Rene winced inwardly. Whoa! Wait a minute. She just told me that she was a jury consultant at one time. Don’t they study people’s body movements and stuff? Can’t they tell when a person is lying? Can’t they practically read people’s minds? I better be careful. In as offhanded a tone as he could manage, he inquired, “You’ve got me all figured out, huh?”
“Yep.” She sank down into a cushioned Adirondack chair and propped her legs up on the rail.
If he were out in the yard, he would probably be getting a Basic Instinct peek at her thong... again.
“You know, you’ve had it in for me ever since I talked you into showing me your Barbie underpants.”
She gave him one of those “Get real!” looks that women are so good at. “I was seven freakin’ years old. And you were already showing your true colors, especially when you blabbed to all the other kids at Our Lady of the Bayou School afterward.” She saw that he was about to defend himself and raised a hand.
“And, puh-leeze, don’t try to tell me that you reciprocated by flashing me your Superman’s. Once a jerk, always a jerk.”

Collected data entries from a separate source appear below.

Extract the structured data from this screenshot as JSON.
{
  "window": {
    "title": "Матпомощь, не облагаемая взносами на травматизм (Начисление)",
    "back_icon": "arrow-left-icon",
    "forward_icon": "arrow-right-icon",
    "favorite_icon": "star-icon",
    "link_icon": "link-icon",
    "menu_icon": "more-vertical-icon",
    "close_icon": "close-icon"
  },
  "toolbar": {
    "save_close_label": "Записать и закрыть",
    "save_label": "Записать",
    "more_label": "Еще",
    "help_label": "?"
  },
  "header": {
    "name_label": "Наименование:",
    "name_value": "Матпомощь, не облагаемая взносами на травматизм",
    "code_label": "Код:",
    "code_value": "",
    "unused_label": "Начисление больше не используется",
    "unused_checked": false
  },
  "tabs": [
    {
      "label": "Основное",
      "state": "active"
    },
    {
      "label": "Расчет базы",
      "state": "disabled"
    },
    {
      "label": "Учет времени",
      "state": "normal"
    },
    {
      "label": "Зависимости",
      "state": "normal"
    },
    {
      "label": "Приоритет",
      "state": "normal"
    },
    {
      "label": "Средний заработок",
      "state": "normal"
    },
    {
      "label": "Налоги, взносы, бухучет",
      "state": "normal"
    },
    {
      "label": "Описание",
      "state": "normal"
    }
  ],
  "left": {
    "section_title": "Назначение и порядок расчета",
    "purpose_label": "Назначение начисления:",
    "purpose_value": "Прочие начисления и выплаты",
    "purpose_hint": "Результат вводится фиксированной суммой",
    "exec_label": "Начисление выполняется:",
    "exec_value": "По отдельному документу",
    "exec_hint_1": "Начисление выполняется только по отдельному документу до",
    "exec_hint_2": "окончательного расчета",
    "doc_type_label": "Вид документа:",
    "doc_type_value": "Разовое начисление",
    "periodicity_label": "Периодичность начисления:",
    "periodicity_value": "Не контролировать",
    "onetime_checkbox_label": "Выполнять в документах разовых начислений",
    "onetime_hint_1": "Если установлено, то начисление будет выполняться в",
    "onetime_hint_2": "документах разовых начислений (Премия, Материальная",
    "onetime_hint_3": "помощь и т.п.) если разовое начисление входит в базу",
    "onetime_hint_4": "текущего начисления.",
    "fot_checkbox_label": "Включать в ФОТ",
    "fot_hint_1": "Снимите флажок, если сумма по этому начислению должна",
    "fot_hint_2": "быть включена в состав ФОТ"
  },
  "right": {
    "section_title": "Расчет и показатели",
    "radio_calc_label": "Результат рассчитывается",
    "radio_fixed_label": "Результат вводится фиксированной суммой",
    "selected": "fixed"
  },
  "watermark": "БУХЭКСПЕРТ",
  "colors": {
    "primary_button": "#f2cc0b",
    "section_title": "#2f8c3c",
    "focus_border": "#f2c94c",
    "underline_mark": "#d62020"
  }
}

Sometimes the dumb things men did came back to bite them in the butt; in this case, years of payback from Val for that one little peek at her Barbies. From that point onward, Val had become a world class pain in his ass. At the time, it had seemed worth it.
But, jeesh, Rene had forgotten about those superhero briefs. Tante Lulu had given him and his brothers their own individual sets one particularly bleak Christmas when their father had been absent on one of his alcoholic binges. Those were the days before Valcour LeDeux had sold out family lands to the oil companies. The alcohol still flowed after that, just a better brand of booze. But that Christmas, Tante Lulu had taken the boys into her Bayou Black cottage and made them feel secure, even if only for a week or two. And among her gifts had been the silly briefs. His had been Superman, Luc’s had been Spiderman, and Remy had gotten The Hulk. He’d worn his till they’d practically fallen apart.
“Yoo-hoo! Earth to Rene!”
“Huh?” he said, coming back to the present. He shook his head to clear it, which caused water droplets to fly about. “You were the one who started it all by becoming a world-class snitch. In fact, that was the nickname us guys gave you back in elementary school. We could always rely on you to report all our bad deeds back to Sister Clothilde.”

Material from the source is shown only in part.